BMW's sister brand Mini is equally unimaginative in its MiniTV app, which merely aggregates the latest videos associated with the line. This is not a wholly bad idea, since Mini has novel TV spots, especially in the European market, with interesting event sponsorships and brand celebrations worldwide to chronicle. But it is a barren app with little explanatory material.

The missed opportunity here is that Mini already has a branding effort around "Mini Space" that celebrates efficient use of space in all aspects of design. Just imagine how that idea could translate to a creative execution on a large touch-platform like the iPad. I don't need a focus group or demographic study to know that Mini owners must map well against iPad owners. Because they are me: middle-aged males who covet offbeat design, likely gadgeteers with early adopter written all over them. I say this as a devoted Mini owner: Someone over there, get with the program and make a touch app worthy of the brand!  

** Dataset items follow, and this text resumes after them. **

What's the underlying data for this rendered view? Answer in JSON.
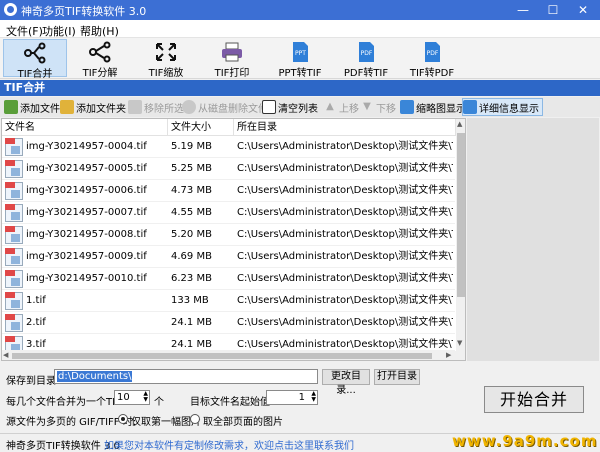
{
  "window": {
    "title": "神奇多页TIF转换软件 3.0"
  },
  "menu": [
    "文件(F)",
    "功能(I)",
    "帮助(H)"
  ],
  "toolbar": {
    "tools": [
      {
        "label": "TIF合并",
        "icon": "merge-icon"
      },
      {
        "label": "TIF分解",
        "icon": "split-icon"
      },
      {
        "label": "TIF缩放",
        "icon": "resize-icon"
      },
      {
        "label": "TIF打印",
        "icon": "print-icon"
      },
      {
        "label": "PPT转TIF",
        "icon": "ppt-file-icon",
        "badge": "PPT"
      },
      {
        "label": "PDF转TIF",
        "icon": "pdf-file-icon",
        "badge": "PDF"
      },
      {
        "label": "TIF转PDF",
        "icon": "pdf-file-icon",
        "badge": "PDF"
      }
    ]
  },
  "section": {
    "title": "TIF合并"
  },
  "actions": {
    "add_file": "添加文件",
    "add_folder": "添加文件夹",
    "remove_selected": "移除所选",
    "delete_from_disk": "从磁盘删除文件",
    "clear_list": "清空列表",
    "move_up": "上移",
    "move_down": "下移",
    "thumbnail_view": "缩略图显示",
    "detail_view": "详细信息显示"
  },
  "table": {
    "headers": [
      "文件名",
      "文件大小",
      "所在目录"
    ],
    "rows": [
      [
        "img-Y30214957-0004.tif",
        "5.19 MB",
        "C:\\Users\\Administrator\\Desktop\\测试文件夹\\TIF\\"
      ],
      [
        "img-Y30214957-0005.tif",
        "5.25 MB",
        "C:\\Users\\Administrator\\Desktop\\测试文件夹\\TIF\\"
      ],
      [
        "img-Y30214957-0006.tif",
        "4.73 MB",
        "C:\\Users\\Administrator\\Desktop\\测试文件夹\\TIF\\"
      ],
      [
        "img-Y30214957-0007.tif",
        "4.55 MB",
        "C:\\Users\\Administrator\\Desktop\\测试文件夹\\TIF\\"
      ],
      [
        "img-Y30214957-0008.tif",
        "5.20 MB",
        "C:\\Users\\Administrator\\Desktop\\测试文件夹\\TIF\\"
      ],
      [
        "img-Y30214957-0009.tif",
        "4.69 MB",
        "C:\\Users\\Administrator\\Desktop\\测试文件夹\\TIF\\"
      ],
      [
        "img-Y30214957-0010.tif",
        "6.23 MB",
        "C:\\Users\\Administrator\\Desktop\\测试文件夹\\TIF\\"
      ],
      [
        "1.tif",
        "133 MB",
        "C:\\Users\\Administrator\\Desktop\\测试文件夹\\TIF\\"
      ],
      [
        "2.tif",
        "24.1 MB",
        "C:\\Users\\Administrator\\Desktop\\测试文件夹\\TIF\\"
      ],
      [
        "3.tif",
        "24.1 MB",
        "C:\\Users\\Administrator\\Desktop\\测试文件夹\\TIF\\"
      ]
    ]
  },
  "options": {
    "save_dir_label": "保存到目录:",
    "save_dir_value": "d:\\Documents\\",
    "change_dir_button": "更改目录...",
    "open_dir_button": "打开目录",
    "files_per_tiff_label": "每几个文件合并为一个TIFF:",
    "files_per_tiff_value": "10",
    "files_per_tiff_unit": "个",
    "start_number_label": "目标文件名起始值:",
    "start_number_value": "1",
    "gif_label": "源文件为多页的 GIF/TIFF 时:",
    "radio_first_page": "仅取第一幅图片",
    "radio_all_pages": "取全部页面的图片",
    "start_button": "开始合并"
  },
  "status": {
    "app_name": "神奇多页TIF转换软件 3.0",
    "message": "如果您对本软件有定制修改需求，欢迎点击这里联系我们"
  },
  "watermark": "www.9a9m.com"
}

As a branding vehicle (pun intended), VW's early iPad magazine "Das" comes closer to engaging both existing VW customers and potential ones. I have seen little mention of it in the mobile marketing coverage, and VW itself has not followed up with a second issue.

'Tis a pity. There are good ideas here. The "magazine" actually opens with a compelling video perspective of people circling around looking toward you. You come to see that you are the car and the object of their gaze. The user can change views on the activity and ultimately see what everyone is looking at. Talk about a creative way of anthropomorphizing an object. It extends the fun TV campaign of the talking VW, but in an enormously effective way.

The entire production also communicates the brand's legacy of creativity. We get an archive of great VW ads. Each page assembles itself on screen and has very clean but clear visual cues about what to do to activate sound and video. The text is kept sparse or elective, so the user chooses when to dip in for greater depth while the surface of the app is kept simple and clean. The "Das" app is not trying to recreate a test drive or a feature by feature product walkthrough, but it is making the auto brand fun and friendly and intriguing.  

It is the touch aspect, or lack thereof, that puzzles me about the auto apps I have seen. What do most of us do in a car showroom but check the fit of a potential car? You walk around it, touch the upholstery, grab the steering wheel, sit in the seat, check visibility -- try it on. Granted, these are tactile experiences that can't translate exactly to a smart phone or tablet app. But touch is one of the key senses any auto buyer activates. Someone should be putting it front and center in the branded app experience.